Kembali ke Banda Aceh, saya menemukan suasana baru di kota yang pernah porak poranda diterjang tsunami. Salah satu pemandangan yang berbeda adalah suasana malam hari di Banda Aceh. Bila dulu “kehidupan malam” Banda Aceh terbatas di sekeliling Masjid Baiturrahman – khususnya para penjual sirih-pinang yang menjadi tempat nongkrong anak-anak muda, kini kedua tepi jalan utama Banda Aceh menjadi meriah dengan warung-warung malam. Tidak lesehan, karena ini memang bukan di Jawa. Para pedagang menempatkan kursi-kursi plastik bersandaran, sehingga pengunjung dapat duduk santai.
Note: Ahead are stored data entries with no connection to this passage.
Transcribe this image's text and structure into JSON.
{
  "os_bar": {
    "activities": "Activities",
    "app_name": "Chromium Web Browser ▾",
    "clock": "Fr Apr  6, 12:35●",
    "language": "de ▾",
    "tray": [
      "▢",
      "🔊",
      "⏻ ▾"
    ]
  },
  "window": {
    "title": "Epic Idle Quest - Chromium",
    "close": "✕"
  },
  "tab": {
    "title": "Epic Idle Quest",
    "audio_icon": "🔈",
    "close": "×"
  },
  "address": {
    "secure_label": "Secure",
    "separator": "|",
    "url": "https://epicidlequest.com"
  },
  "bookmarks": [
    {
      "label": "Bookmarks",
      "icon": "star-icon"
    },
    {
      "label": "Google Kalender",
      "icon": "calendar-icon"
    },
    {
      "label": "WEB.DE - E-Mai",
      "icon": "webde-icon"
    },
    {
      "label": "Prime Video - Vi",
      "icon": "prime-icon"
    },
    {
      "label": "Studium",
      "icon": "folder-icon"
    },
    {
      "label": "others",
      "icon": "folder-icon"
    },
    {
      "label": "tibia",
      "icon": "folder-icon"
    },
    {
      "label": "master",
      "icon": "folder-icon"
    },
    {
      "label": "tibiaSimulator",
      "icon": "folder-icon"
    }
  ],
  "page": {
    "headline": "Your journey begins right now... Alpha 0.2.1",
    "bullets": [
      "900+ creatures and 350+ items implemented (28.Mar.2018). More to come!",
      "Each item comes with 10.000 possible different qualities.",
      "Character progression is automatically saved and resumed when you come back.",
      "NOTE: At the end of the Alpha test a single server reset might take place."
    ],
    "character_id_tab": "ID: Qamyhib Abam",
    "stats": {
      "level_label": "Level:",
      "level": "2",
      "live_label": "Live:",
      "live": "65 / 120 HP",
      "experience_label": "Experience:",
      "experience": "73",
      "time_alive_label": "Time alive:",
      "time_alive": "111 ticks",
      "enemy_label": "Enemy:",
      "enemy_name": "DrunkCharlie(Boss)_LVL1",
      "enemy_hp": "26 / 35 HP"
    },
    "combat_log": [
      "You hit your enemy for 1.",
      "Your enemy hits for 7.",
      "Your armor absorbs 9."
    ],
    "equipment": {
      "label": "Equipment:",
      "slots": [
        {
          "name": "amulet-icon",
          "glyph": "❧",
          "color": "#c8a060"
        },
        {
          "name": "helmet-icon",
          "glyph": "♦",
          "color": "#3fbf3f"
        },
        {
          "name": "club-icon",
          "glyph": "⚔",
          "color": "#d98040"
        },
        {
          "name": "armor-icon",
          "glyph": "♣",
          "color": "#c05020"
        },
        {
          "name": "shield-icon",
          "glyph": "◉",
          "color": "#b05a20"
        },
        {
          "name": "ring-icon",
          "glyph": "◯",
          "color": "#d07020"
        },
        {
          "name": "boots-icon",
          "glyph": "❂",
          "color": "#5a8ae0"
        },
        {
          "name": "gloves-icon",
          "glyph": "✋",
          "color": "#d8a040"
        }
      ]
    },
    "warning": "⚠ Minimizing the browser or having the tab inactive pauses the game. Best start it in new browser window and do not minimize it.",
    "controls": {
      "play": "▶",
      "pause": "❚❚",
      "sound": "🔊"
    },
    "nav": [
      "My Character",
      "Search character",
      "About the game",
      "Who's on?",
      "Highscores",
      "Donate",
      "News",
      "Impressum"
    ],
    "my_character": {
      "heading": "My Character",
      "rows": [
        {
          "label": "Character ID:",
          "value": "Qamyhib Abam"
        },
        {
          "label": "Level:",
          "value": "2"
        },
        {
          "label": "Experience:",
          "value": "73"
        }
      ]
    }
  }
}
Puluhan gerobak penjual burger melayani pelanggan masing-masing.
“Mungkin inilah berkah dari tsunami,” kata Bang Zul, pengemudi taksi ASA. “Habis tsunami, datang damai. Sekarang penduduk Banda Aceh berani keluar malam.”
Kunjungan saya ke Banda Aceh terakhir ini juga menguak berbagai rahasia kuliner baru. Berbekal catatan dari JS-er Arie Parikesit yang sempat setahun bekerja di Aceh untuk sebuah LSM internasional, saya temukan berbagai permata boga yang sebelumnya tidak saya ketahui.
Misalnya adalah kare sie itek alias kari bebek kesukaan saya. Sebelumnya, kari bebek favorit saya adalah jualan seorang ibu di pojok medan Rex, di seberang Hotel Medan. Kari bebeknya memakai kentang, dengan kuah yang merah mlekoh berminyak. Bebeknya diikat dengan selembar serai supaya tidak tercerai-berai saking empuknya.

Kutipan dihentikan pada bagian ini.